The monarch was traditionally an animal of the plains, limited by the range of the milkweeds that thrived in prairies. But because milkweeds are now all over the eastern United States, its range has actually increased since European settlement. Monarchs are one of the five most common butterflies in the Chicago region, according to the Nature Conservancy’s volunteer monitoring program. They have joined the lucky club of animals like robins, squirrels, and deer that have assimilated comfortably in America’s suburbs.

Monarchs are not in danger of extinction, but the phenomenon of monarch migration is in jeopardy. When an animal species migrates, any stop along the way can lead to its destruction. The monarch does well while in the states, but it now faces disaster in Mexico. In the past decade population pressure has pushed villages up the slopes of the mountains where no one lived before. Such development requires wood, and trees where monarchs once roosted have been cut down. Even when roosting trees are protected, nearby clear-cuts sometimes decrease the amount of shelter from wind and cold, causing the monarchs’ lipid supply to diminish to the point where some can’t survive the long journey back to the States. Air pollution weakens trees, which then become prone to insect infestations; this inspires the government to spray Dipel to kill off the invading bugs, which sometimes affects the butterflies.

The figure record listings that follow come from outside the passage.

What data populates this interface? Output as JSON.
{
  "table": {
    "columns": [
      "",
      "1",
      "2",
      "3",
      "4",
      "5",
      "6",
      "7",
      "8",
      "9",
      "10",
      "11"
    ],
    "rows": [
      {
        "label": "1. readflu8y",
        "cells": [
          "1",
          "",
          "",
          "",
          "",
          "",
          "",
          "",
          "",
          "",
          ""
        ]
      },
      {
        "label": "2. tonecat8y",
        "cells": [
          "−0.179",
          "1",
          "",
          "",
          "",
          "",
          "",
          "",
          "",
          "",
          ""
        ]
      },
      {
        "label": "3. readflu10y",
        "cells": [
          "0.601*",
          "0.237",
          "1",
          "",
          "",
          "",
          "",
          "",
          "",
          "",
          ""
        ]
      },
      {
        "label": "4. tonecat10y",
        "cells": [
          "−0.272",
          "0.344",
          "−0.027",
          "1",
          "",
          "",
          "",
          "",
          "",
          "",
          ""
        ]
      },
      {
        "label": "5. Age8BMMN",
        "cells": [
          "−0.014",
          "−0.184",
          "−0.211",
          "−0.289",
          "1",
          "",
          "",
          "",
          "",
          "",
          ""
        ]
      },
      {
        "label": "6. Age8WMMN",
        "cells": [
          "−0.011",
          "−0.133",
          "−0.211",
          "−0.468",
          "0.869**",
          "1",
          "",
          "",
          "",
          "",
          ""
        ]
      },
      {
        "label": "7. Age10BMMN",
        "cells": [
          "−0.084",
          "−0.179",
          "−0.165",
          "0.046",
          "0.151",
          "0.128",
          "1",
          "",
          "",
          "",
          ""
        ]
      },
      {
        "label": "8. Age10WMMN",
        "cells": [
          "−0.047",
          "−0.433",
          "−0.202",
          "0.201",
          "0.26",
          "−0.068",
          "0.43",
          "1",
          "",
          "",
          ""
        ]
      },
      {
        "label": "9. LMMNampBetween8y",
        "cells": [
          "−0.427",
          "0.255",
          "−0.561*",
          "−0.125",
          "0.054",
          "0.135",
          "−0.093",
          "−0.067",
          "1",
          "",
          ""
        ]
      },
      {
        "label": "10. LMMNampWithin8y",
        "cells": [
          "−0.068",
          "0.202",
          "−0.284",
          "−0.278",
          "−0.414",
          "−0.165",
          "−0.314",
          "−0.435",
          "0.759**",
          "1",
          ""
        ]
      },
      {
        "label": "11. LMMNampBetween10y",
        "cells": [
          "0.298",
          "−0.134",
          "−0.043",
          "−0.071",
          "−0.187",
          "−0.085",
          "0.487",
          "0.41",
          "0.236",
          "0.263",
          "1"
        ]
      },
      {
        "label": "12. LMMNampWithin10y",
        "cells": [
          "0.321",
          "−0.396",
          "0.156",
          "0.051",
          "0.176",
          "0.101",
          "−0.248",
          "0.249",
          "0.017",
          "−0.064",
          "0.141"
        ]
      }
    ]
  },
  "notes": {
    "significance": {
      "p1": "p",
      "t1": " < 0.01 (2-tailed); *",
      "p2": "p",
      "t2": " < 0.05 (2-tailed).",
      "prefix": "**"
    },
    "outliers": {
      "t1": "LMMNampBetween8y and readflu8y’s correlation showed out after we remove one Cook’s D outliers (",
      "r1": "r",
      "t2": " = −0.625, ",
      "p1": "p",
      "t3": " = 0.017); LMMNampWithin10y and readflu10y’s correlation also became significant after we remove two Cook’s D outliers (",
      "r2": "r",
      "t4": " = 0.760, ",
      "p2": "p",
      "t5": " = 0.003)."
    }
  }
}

Back in downtown Chicago I continued to watch the monarch progress toward me. It veered away from the traffic and dipped down over the sidewalk, fluttering at about the height of passersby’s heads. If I spotted someone who wasn’t in a hurry I planned to point it out to them. With its fantastic Orange-Crush color, the monarch looked exotic against the gray of the buildings.

The butterfly swooped farther down toward the pavement, pushed by a breeze or a whim, I couldn’t tell. A man walking faster than the monarch was flying caught up with it. He didn’t notice it, but he did look straight at me. I smiled at him. The butterfly was right at his feet. I was about to point it out, maybe tell him something about where it was going, when his left foot, armored in a Johnston & Murphy wing tip, stepped on top of it. He smiled back at me, nodded, and walked on.